Elise Scheiner Brezis, professor of Economics at Bar-Ilan University, is the director of the Azrieli Center for Economic Policy. She has been the head of the Statistics division at the Research Department in the Bank of Israel, and from 1999 to 2003, she was the President of the Israeli Association for the Study of European Integration. She holds a PhD in Economics from Massachusetts Institute of Technology (1989).

Her first works in economic history were on 18th century England and are where she developed previously nonexistent data on the balance of payments of the UK. Her research interests are related to economic growth. Her main works are in two fields: the first is the interaction between sociology and economics emphasizing the stratification of society and focusing on the elites; the second is technology, demography and economic growth. In the former, she has been on the forefront of research in the field of elites. In the latter, her most cited work dealing with technology and growth on leapfrogging in international competition, a paper on the theory of cycles in national technological leadership that she worked on with Paul Krugman, published in the American Economic Review in 1993. She is also a fellow at the Minerva Center for Growth in Jerusalem and serves on the editorial board of Cliometrica.

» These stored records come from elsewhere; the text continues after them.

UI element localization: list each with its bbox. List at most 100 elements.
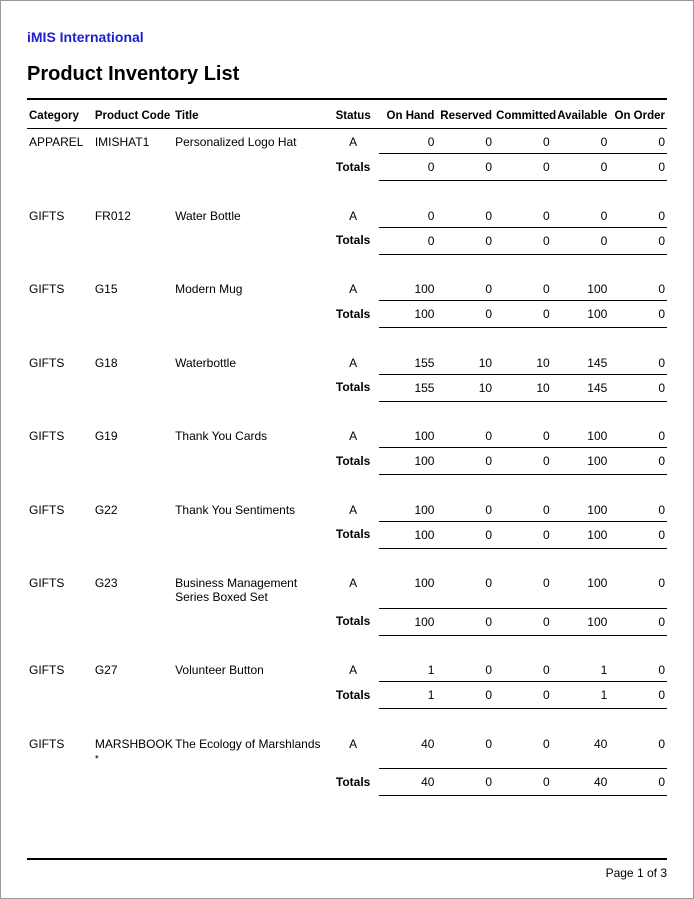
totals-label: Totals <box>327 608 378 635</box>
cell-code: G22 <box>95 503 118 517</box>
footer-prefix: Page <box>606 866 637 880</box>
table-row: GIFTSG22Thank You SentimentsA100001000 <box>27 497 667 522</box>
totals-row: Totals10010 <box>27 682 667 709</box>
cell-reserved: 0 <box>436 203 494 228</box>
cell-title: Waterbottle <box>173 350 327 375</box>
org-name: iMIS International <box>27 29 667 45</box>
totals-label: Totals <box>327 448 378 475</box>
cell-on-hand: 0 <box>379 129 437 154</box>
tot-committed: 0 <box>494 521 552 548</box>
footer-sep: of <box>644 866 661 880</box>
cell-category: GIFTS <box>27 731 93 769</box>
cell-on-order: 0 <box>609 497 667 522</box>
cell-code: G23 <box>95 576 118 590</box>
totals-label: Totals <box>327 374 378 401</box>
cell-code: G18 <box>95 356 118 370</box>
cell-status: A <box>327 497 378 522</box>
row-spacer <box>27 475 667 497</box>
cell-committed: 10 <box>494 350 552 375</box>
table-row: APPARELIMISHAT1Personalized Logo HatA000… <box>27 129 667 154</box>
tot-available: 100 <box>552 608 610 635</box>
cell-committed: 0 <box>494 423 552 448</box>
totals-label: Totals <box>327 227 378 254</box>
cell-category: GIFTS <box>27 350 93 375</box>
cell-code-wrap: G23 <box>93 570 173 608</box>
tot-on-hand: 100 <box>379 448 437 475</box>
cell-reserved: 0 <box>436 423 494 448</box>
table-row: GIFTSMARSHBOOK*The Ecology of Marshlands… <box>27 731 667 769</box>
tot-available: 100 <box>552 301 610 328</box>
footer-current: 1 <box>637 866 644 880</box>
tot-on-order: 0 <box>609 448 667 475</box>
tot-on-hand: 100 <box>379 608 437 635</box>
tot-available: 100 <box>552 521 610 548</box>
cell-code: IMISHAT1 <box>95 135 149 149</box>
row-spacer <box>27 548 667 570</box>
cell-on-order: 0 <box>609 276 667 301</box>
tot-on-order: 0 <box>609 154 667 181</box>
cell-status: A <box>327 350 378 375</box>
cell-committed: 0 <box>494 570 552 608</box>
cell-committed: 0 <box>494 497 552 522</box>
tot-committed: 0 <box>494 769 552 796</box>
cell-available: 0 <box>552 203 610 228</box>
cell-reserved: 0 <box>436 657 494 682</box>
cell-on-hand: 155 <box>379 350 437 375</box>
tot-reserved: 0 <box>436 301 494 328</box>
cell-code: G27 <box>95 663 118 677</box>
tot-committed: 0 <box>494 608 552 635</box>
tot-reserved: 0 <box>436 448 494 475</box>
cell-on-hand: 1 <box>379 657 437 682</box>
cell-available: 100 <box>552 570 610 608</box>
cell-status: A <box>327 731 378 769</box>
tot-committed: 0 <box>494 227 552 254</box>
cell-category: GIFTS <box>27 570 93 608</box>
cell-on-order: 0 <box>609 203 667 228</box>
cell-code-wrap: IMISHAT1 <box>93 129 173 154</box>
col-status: Status <box>327 106 378 129</box>
tot-reserved: 0 <box>436 682 494 709</box>
tot-available: 100 <box>552 448 610 475</box>
totals-row: Totals4000400 <box>27 769 667 796</box>
cell-title: Water Bottle <box>173 203 327 228</box>
cell-on-hand: 100 <box>379 423 437 448</box>
tot-committed: 10 <box>494 374 552 401</box>
tot-on-hand: 100 <box>379 521 437 548</box>
totals-row: Totals100001000 <box>27 448 667 475</box>
cell-on-hand: 40 <box>379 731 437 769</box>
cell-reserved: 0 <box>436 731 494 769</box>
totals-row: Totals00000 <box>27 154 667 181</box>
tot-on-hand: 40 <box>379 769 437 796</box>
page-footer: Page 1 of 3 <box>27 858 667 880</box>
cell-code-wrap: G15 <box>93 276 173 301</box>
cell-on-order: 0 <box>609 423 667 448</box>
tot-available: 0 <box>552 227 610 254</box>
cell-category: GIFTS <box>27 657 93 682</box>
tot-on-hand: 0 <box>379 227 437 254</box>
col-on-hand: On Hand <box>379 106 437 129</box>
tot-committed: 0 <box>494 301 552 328</box>
cell-available: 100 <box>552 276 610 301</box>
cell-code-wrap: G18 <box>93 350 173 375</box>
table-row: GIFTSG27Volunteer ButtonA10010 <box>27 657 667 682</box>
col-available: Available <box>552 106 610 129</box>
tot-committed: 0 <box>494 154 552 181</box>
cell-available: 40 <box>552 731 610 769</box>
cell-title: Personalized Logo Hat <box>173 129 327 154</box>
tot-on-order: 0 <box>609 521 667 548</box>
cell-code-note: * <box>95 754 99 765</box>
row-spacer <box>27 709 667 731</box>
cell-reserved: 0 <box>436 497 494 522</box>
table-row: GIFTSG19Thank You CardsA100001000 <box>27 423 667 448</box>
totals-row: Totals100001000 <box>27 301 667 328</box>
tot-on-hand: 100 <box>379 301 437 328</box>
cell-available: 0 <box>552 129 610 154</box>
tot-reserved: 0 <box>436 227 494 254</box>
cell-available: 100 <box>552 497 610 522</box>
cell-status: A <box>327 129 378 154</box>
totals-label: Totals <box>327 521 378 548</box>
tot-reserved: 0 <box>436 769 494 796</box>
cell-available: 100 <box>552 423 610 448</box>
tot-on-order: 0 <box>609 301 667 328</box>
cell-committed: 0 <box>494 731 552 769</box>
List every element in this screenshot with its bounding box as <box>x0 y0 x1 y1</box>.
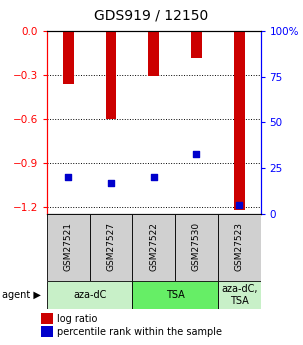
Bar <box>90 214 132 281</box>
Bar <box>106 31 116 119</box>
Text: GSM27530: GSM27530 <box>192 221 201 271</box>
Bar <box>132 281 218 309</box>
Text: aza-dC,
TSA: aza-dC, TSA <box>221 284 258 306</box>
Point <box>194 151 199 156</box>
Text: GDS919 / 12150: GDS919 / 12150 <box>94 8 209 22</box>
Text: GSM27523: GSM27523 <box>235 222 244 271</box>
Bar <box>132 214 175 281</box>
Bar <box>47 214 90 281</box>
Bar <box>47 281 132 309</box>
Point <box>108 180 113 186</box>
Bar <box>148 31 159 76</box>
Bar <box>175 214 218 281</box>
Text: TSA: TSA <box>166 290 185 300</box>
Text: aza-dC: aza-dC <box>73 290 106 300</box>
Text: GSM27521: GSM27521 <box>64 222 73 271</box>
Text: agent ▶: agent ▶ <box>2 290 40 300</box>
Bar <box>191 31 202 58</box>
Bar <box>218 214 261 281</box>
Point <box>151 175 156 180</box>
Text: GSM27527: GSM27527 <box>107 222 115 271</box>
Bar <box>63 31 74 84</box>
Text: log ratio: log ratio <box>57 314 98 324</box>
Bar <box>218 281 261 309</box>
Bar <box>234 31 245 209</box>
Point <box>66 175 71 180</box>
Bar <box>41 326 53 337</box>
Bar <box>41 313 53 324</box>
Text: percentile rank within the sample: percentile rank within the sample <box>57 327 222 337</box>
Text: GSM27522: GSM27522 <box>149 222 158 270</box>
Point <box>237 202 242 207</box>
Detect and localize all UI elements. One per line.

Brezis examines the evolution of recruitment of elites and investigates the nature of the links between recruitment of elites and economic growth. The main change that occurred in the way the Western world recruited its elites is that meritocracy became the basis for their recruitment. Although meritocratic selection should result in the best being chosen, she shows that meritocratic recruitment actually leads to class stratification and auto-recruitment.

Brezis's book examines the relationship between elites, minorities, and economic growth. The novelty of the book lies in its focus on the interaction between social and economic changes during economic growth.

1. In Brezis's work with Krugman, they emphasized that endogenous-growth theory suggests that technological change tends to reinforce the position of the leading nations. Yet sometimes this leadership role shifts. They suggest a mechanism that explains this pattern of 'leapfrogging' as a response to occasional major changes in technology.